Friday, August 24, 2012

Work is just a rhythm

After spending over a year working alone on cimls.com I’ve found the biggest challenge is staying focused every day. When people work together in an office there is a mutual social motivation that is very powerful, but you only tend to notice it when its gone. After experimenting with a number of different motivators I found that, for me, it boiled down to rhythm. Once I planned and established a daily schedule as a habitual pattern the work easily followed:
image
Workout/breakfast (8-9)
I found 30 mins a day was the best fit. Enough to get the heart rate and endorphins up, but not so much to make me tired. Think of it as a primer. I do this before looking at my phone or email. Looking will sink this part of the routine.
Work (9-1)
This is always my most productive time. After going through urgent mail I prioritize my first task. I’d say 70% of the real work that I do all day happens here (difficult coding/pitch decks).
Lunch (1-2)
Nap (2-3)
Napping here is very important. Any later it inferred with my sleeping schedule. Forcing a nap here even if I wasn’t tired really brought up my energy the rest of the day.
Work (3-7)
I intentionally plan fun/easier work here (design/planning/email). This tends to be the part of the day hardest to re-start. If the work is fun or easier you get back into the zone.
Dinner (7-8)
Work (8-12)
Oddly, this also tends to be a very productive time for me. Especially with no other calls/emails to distract I get quite a bit of solid work done at night.
At the end of the night wind down by planning the tasks for tomorrow. Generally I block everything out in outlook
image
Sleep (12-9)
Sleep is the keystone to every day. Everything falls apart without adequate sleep and I won’t sacrifice my sack time for anything short of a catastrophic failure (site is down).
This may look like a lot, but I will take brakes as needed. I found from RescueTime I’m actively productive 8-10 hours a day. That’s about as good as it gets.

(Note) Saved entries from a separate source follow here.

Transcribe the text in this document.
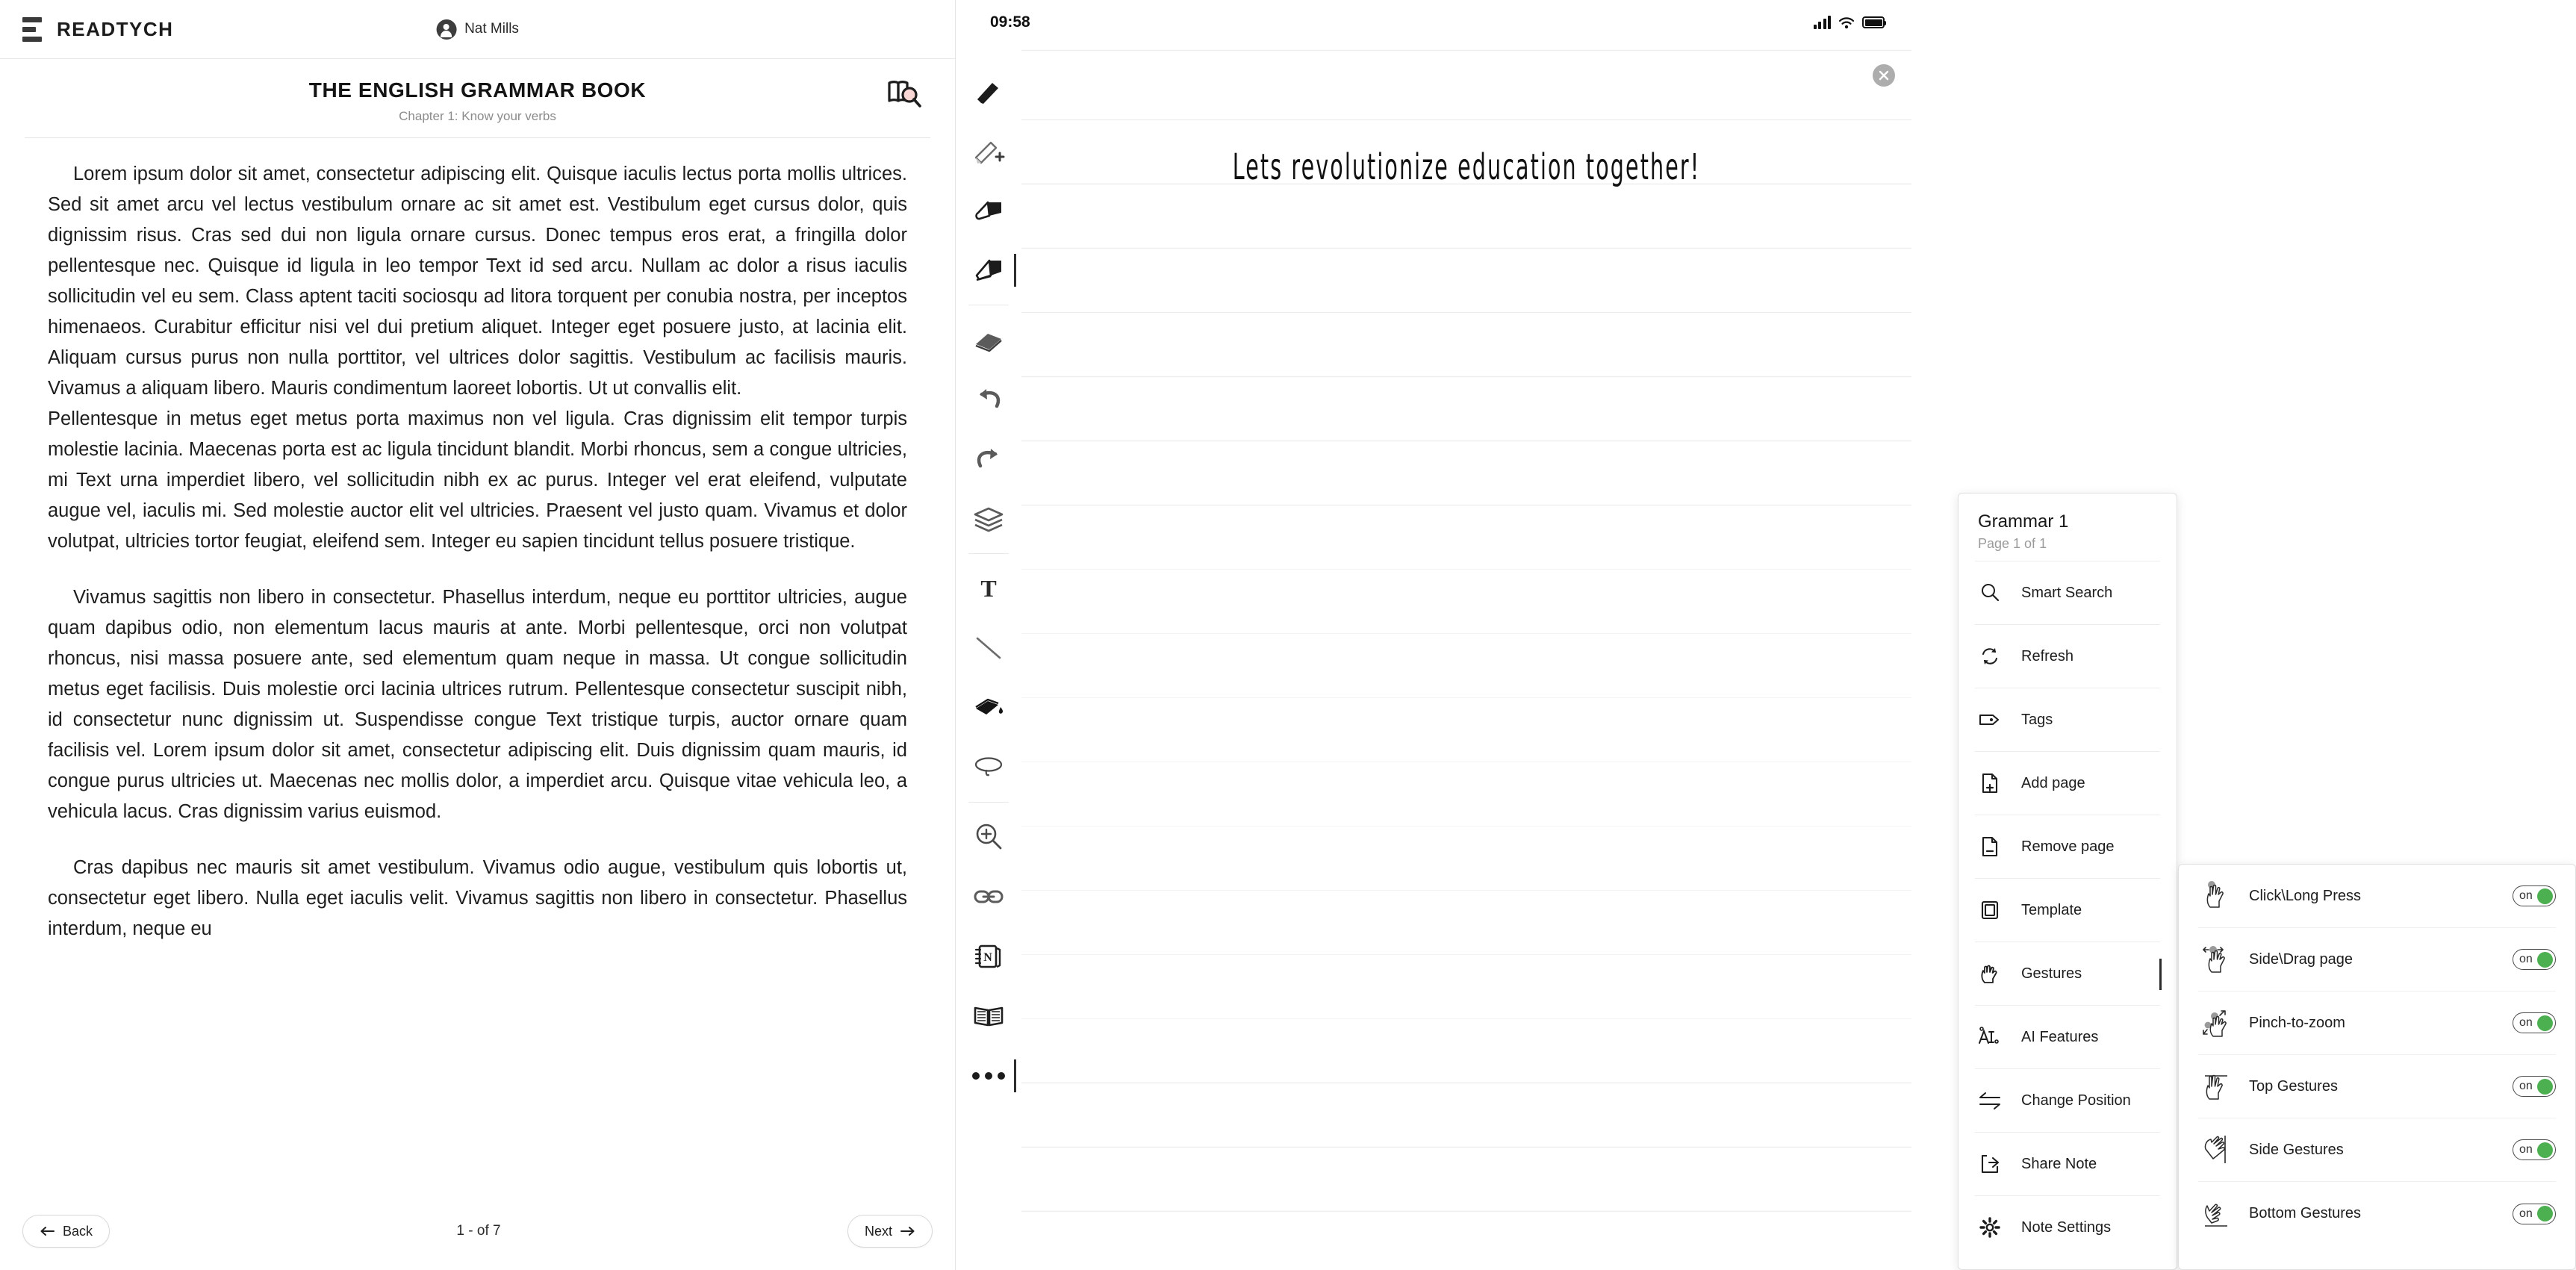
READTYCH	Nat Mills
THE ENGLISH GRAMMAR BOOK
Chapter 1: Know your verbs

Lorem ipsum dolor sit amet, consectetur adipiscing elit. Quisque iaculis lectus porta mollis ultrices. Sed sit amet arcu vel lectus vestibulum ornare ac sit amet est. Vestibulum eget cursus dolor, quis dignissim risus. Cras sed dui non ligula ornare cursus. Donec tempus eros erat, a fringilla dolor pellentesque nec. Quisque id ligula in leo tempor Text id sed arcu. Nullam ac dolor a risus iaculis sollicitudin vel eu sem. Class aptent taciti sociosqu ad litora torquent per conubia nostra, per inceptos himenaeos. Curabitur efficitur nisi vel dui pretium aliquet. Integer eget posuere justo, at lacinia elit. Aliquam cursus purus non nulla porttitor, vel ultrices dolor sagittis. Vestibulum ac facilisis mauris. Vivamus a aliquam libero. Mauris condimentum laoreet lobortis. Ut ut convallis elit.

Pellentesque in metus eget metus porta maximus non vel ligula. Cras dignissim elit tempor turpis molestie lacinia. Maecenas porta est ac ligula tincidunt blandit. Morbi rhoncus, sem a congue ultricies, mi Text urna imperdiet libero, vel sollicitudin nibh ex ac purus. Integer vel erat eleifend, vulputate augue vel, iaculis mi. Sed molestie auctor elit vel ultricies. Praesent vel justo quam. Vivamus et dolor volutpat, ultricies tortor feugiat, eleifend sem. Integer eu sapien tincidunt tellus posuere tristique.

Vivamus sagittis non libero in consectetur. Phasellus interdum, neque eu porttitor ultricies, augue quam dapibus odio, non elementum lacus mauris at ante. Morbi pellentesque, orci non volutpat rhoncus, nisi massa posuere ante, sed elementum quam neque in massa. Ut congue sollicitudin metus eget facilisis. Duis molestie orci lacinia ultrices rutrum. Pellentesque consectetur suscipit nibh, id consectetur nunc dignissim ut. Suspendisse congue Text tristique turpis, auctor ornare quam facilisis vel. Lorem ipsum dolor sit amet, consectetur adipiscing elit. Duis dignissim quam mauris, id congue purus ultricies ut. Maecenas nec mollis dolor, a imperdiet arcu. Quisque vitae vehicula leo, a vehicula lacus. Cras dignissim varius euismod.

Cras dapibus nec mauris sit amet vestibulum. Vivamus odio augue, vestibulum quis lobortis ut, consectetur eget libero. Nulla eget iaculis velit. Vivamus sagittis non libero in consectetur. Phasellus interdum, neque eu

Back	1 - of 7	Next
09:58
Lets revolutionize education together!
T
N
Grammar 1
Page 1 of 1
Smart Search
Refresh
Tags
Add page
Remove page
Template
Gestures
AI Features
Change Position
Share Note
Note Settings
Click\Long Press	on
Side\Drag page	on
Pinch-to-zoom	on
Top Gestures	on
Side Gestures	on
Bottom Gestures	on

Getting on this schedule was challenging for the first couple days, but afterwards the general inertia made it easy to maintain and you almost automatically start each phase.
I have a 3 hour limit on hitting a wall. If I can’t work I just take that ‘block’ off
Breaks are always physical (walking, driving range, ping pong, darts) or sleep. No intellectually stimulating breaks at all. Bodies tend to like to be lazy, so we want to do something that uses 30% of our brain (TV/books/games) rather than 80% (coding /writing). Any opportunity to engage in a simple activity is attractive, but tended to make me less energetic and productive after.
Vacations. I’d generally take every other weekend completely off. No work whatsoever for 2 days. That typically is enough to allow me to reset, recharge and take a quick strategic review then dive back into the trenches. If I’m cycling caffeine intake then these two days will always be complete detox days (no caffeine at all).
Hope some of you find this useful to focus in and get work done!